Weekly Worker, Letters **** 9 September 2016 **** Front Page

Chomsky misunderstood

By Hannu Reime

Chris Knight has some serious misunderstandings on the nature of Noam Chomsky's linguistic work and the research programme of modern generative grammar, initiated by Chomsky, Morris Halle and others at the Massachusetts Institute of Technology 60 years ago. In two previous letters, I tried to correct two of them, with no apparent success. One dealt with the US military's funding of research at MIT in the 1950s and early 1960s (March 18 2010); the other concerned speculation on the origin of human language (February 12 2015).

In his new article, Chris Knight again presents wild and fantastic claims about Chomsky's scientific work (‘Two Noam Chomskys', September 1). He quotes Chomsky to the effect that a child has “all possible languages in its head” and “As the data comes along, that class of possible languages reduces.” Chris Knight calls this “the most amazing statement”. Well, I think it's simply a statement of fact.

Recall that the object of inquiry of generative linguistics has always been the human language faculty and its various manifestations in speech or signing. A newborn human has all the possible varieties of (human) language in her head, in the sense that she is predisposed to acquire any one of them - in fact, many of them, if she happens to grow in multilingual surroundings. A child born into a Japanese-speaking family will start speaking Japanese; if she is moved to Cairo and grows up in the local speech community there, she will start speaking Egyptian Arabic, and so on and so forth.

There should be nothing controversial in these statements. They are based on simple observations, and belong to the starting points of the scientific research programme, which Chomsky and his colleagues have been following for close to 60 years now.

Much less, practically nothing, in fact, is known about how growing children pick up the meaning of words or word-like atomic elements of their language. Anatomically and behaviourally modern humans in the Stone Age could not know the meaning of such words as ‘book', ‘bureaucrat' or ‘carburettor', but they had the same mental capacity to know them as we have. Or at least this is the view of many paleoanthropologists. See, for example, Ian Tattersall's Masters of the planet: the search for our human origin (London 2013).

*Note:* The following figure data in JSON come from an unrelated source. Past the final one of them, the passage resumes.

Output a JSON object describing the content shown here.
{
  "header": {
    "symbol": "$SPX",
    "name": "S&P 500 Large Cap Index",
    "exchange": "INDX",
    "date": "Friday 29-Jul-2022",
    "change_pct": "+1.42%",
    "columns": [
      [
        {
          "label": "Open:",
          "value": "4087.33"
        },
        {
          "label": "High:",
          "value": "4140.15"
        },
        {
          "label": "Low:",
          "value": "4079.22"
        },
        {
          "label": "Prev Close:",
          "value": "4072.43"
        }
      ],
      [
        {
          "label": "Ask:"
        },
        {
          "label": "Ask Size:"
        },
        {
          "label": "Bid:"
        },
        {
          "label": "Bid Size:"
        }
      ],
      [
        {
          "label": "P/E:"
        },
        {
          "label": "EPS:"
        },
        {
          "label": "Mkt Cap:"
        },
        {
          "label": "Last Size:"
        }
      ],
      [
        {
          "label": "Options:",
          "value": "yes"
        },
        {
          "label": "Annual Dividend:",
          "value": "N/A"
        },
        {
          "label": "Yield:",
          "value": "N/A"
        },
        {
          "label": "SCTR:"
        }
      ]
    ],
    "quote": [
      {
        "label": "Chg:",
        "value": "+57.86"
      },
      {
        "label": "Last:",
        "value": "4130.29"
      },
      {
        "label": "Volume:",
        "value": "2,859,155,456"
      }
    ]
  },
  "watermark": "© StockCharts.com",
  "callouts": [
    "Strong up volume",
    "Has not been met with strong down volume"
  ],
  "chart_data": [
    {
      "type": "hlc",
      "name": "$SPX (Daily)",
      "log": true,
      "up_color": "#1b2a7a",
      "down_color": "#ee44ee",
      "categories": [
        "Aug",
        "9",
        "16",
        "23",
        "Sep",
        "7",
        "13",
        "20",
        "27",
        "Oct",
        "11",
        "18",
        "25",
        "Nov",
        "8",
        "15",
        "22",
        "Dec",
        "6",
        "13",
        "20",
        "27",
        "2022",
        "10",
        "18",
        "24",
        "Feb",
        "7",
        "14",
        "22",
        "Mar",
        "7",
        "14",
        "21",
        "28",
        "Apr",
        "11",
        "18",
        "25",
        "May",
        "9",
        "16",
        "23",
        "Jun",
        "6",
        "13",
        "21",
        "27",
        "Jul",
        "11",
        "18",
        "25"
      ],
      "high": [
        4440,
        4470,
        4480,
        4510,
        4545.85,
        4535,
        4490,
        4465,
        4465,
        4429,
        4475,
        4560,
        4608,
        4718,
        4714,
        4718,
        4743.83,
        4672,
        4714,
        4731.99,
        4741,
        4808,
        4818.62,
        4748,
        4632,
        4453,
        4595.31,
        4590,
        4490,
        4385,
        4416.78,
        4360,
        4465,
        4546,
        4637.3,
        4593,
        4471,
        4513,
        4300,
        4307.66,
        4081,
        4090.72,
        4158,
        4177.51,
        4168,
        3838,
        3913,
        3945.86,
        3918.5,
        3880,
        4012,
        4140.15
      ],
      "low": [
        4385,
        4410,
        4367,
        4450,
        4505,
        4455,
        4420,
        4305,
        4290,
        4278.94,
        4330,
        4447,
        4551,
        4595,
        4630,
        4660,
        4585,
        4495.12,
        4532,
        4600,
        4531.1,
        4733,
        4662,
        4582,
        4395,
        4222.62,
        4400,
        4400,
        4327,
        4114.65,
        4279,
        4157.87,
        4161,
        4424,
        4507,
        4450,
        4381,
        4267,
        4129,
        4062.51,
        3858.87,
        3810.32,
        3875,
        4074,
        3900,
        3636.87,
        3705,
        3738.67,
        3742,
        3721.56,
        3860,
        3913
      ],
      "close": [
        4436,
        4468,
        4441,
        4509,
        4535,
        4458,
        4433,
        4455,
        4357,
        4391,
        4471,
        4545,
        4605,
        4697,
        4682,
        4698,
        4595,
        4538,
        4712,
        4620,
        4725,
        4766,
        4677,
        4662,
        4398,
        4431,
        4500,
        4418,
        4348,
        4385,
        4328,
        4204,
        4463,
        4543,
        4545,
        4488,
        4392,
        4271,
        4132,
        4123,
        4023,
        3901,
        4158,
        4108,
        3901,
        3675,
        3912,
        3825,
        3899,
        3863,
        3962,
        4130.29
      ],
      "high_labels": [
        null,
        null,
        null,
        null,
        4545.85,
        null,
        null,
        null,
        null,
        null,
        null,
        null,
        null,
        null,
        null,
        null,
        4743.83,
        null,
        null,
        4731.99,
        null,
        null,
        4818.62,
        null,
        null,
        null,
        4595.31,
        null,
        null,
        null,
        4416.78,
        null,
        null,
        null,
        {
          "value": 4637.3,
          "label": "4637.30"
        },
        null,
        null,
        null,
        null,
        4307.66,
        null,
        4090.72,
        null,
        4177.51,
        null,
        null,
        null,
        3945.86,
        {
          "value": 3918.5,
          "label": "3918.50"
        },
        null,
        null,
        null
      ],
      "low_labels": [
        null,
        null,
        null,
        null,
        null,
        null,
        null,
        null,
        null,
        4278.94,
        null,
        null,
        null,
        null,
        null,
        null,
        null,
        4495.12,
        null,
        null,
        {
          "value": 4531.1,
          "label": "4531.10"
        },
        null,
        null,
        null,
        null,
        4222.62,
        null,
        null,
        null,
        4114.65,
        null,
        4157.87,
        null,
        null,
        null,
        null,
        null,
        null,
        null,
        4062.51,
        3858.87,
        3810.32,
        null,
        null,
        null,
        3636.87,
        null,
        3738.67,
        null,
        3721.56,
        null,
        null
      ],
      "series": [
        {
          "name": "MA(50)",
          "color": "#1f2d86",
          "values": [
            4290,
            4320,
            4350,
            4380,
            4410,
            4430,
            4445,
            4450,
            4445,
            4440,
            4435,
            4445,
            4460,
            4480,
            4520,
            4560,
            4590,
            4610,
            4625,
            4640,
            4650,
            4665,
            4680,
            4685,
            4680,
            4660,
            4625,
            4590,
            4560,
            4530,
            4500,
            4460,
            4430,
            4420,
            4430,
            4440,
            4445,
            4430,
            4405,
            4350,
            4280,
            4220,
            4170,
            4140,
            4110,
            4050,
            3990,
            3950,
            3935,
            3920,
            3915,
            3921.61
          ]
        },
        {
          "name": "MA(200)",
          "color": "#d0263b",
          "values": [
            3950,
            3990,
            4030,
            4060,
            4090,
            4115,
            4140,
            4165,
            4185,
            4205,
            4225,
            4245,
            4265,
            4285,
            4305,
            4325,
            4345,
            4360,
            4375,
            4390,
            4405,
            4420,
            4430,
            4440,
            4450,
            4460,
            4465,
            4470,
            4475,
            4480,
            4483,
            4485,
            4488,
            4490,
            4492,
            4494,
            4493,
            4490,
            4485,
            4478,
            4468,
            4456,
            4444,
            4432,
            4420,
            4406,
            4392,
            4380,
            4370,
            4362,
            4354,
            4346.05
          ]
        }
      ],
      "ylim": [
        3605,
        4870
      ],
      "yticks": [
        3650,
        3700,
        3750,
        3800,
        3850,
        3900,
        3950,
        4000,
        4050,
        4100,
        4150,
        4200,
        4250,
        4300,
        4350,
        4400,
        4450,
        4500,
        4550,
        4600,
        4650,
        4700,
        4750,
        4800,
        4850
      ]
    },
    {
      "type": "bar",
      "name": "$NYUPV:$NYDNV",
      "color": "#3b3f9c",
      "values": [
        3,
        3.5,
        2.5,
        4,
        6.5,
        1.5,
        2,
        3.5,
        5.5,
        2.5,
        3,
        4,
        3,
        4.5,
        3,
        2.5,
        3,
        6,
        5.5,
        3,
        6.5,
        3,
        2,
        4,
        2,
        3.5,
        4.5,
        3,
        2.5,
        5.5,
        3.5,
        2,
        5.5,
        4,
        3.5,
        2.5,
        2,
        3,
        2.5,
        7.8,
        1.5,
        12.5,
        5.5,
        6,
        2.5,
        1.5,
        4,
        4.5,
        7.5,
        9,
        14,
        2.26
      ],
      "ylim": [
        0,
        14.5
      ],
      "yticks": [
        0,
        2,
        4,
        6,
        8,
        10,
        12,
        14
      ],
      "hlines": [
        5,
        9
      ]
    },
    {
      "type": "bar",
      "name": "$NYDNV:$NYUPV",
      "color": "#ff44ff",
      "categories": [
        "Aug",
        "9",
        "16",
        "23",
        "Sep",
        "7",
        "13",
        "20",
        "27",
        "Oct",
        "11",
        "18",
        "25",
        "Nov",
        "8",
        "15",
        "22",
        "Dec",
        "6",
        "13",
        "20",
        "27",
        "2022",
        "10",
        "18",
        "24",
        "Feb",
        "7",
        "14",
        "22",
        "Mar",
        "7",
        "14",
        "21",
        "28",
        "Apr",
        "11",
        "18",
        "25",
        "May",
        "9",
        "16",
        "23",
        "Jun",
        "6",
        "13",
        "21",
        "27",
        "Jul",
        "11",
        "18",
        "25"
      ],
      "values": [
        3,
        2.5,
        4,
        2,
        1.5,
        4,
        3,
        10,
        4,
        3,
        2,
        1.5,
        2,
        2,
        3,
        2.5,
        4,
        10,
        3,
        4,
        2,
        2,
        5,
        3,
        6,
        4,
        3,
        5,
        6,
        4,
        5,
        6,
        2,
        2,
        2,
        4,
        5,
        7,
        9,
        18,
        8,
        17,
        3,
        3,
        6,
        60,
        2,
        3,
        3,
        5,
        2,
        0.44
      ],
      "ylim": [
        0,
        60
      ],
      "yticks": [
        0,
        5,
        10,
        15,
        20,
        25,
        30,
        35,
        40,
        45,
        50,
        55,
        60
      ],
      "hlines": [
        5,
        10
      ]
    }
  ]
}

The claim that Chomsky has separated humans' intuitive knowledge of language from its material and organic basis, comparable to the separation of software from hardware in computer science, is also wide of the mark. Chomsky has never advocated such a view. On the contrary, he has collaborated with such eminent biological scientists as Salvador Luria and Richard Lewontin. Eric Lenneberg's classical work Biological foundations of language (New York 1967) contains Chomsky's essay, ‘The formal nature of language', as an appendix.

As for human social interactions, politics, communications and culture, surely language is highly relevant for all of them. A human being would not acquire language without interaction with other humans, as the tragic cases of so-called wolf-children show. However, chimpanzees interact with each other too, and still they don't have language.

In fact, there would not be a human society as we know it without language. But, however much we repeat this truism, it does not help us understand the nature of the human language faculty. Only a rigorous analysis of its manifestations can show the way forward.

The title of Chris Knight's article is ‘Two Noam Chomskys', and he criticises Chomsky's separation of linguistics from politics. I don't understand what's wrong with this separation. There are important and interesting formal aspects of human language that are politically irrelevant, and Chomsky's work is mainly concerned with them.

My friend and comrade, Moshé Machover, who is well-known to the Weekly Worker readers for his progressive socialist views, is a mathematician by profession. One of his areas of interest in that field is mathematical logic. Would it have been a sign of progress if he and his co-author, John Bell, had devoted a chapter to the ‘social and political relevance' of, say, the axiomatic set theory in their textbook A course in mathematical logic (Amsterdam 1977)? Maybe Chris Knight can tell.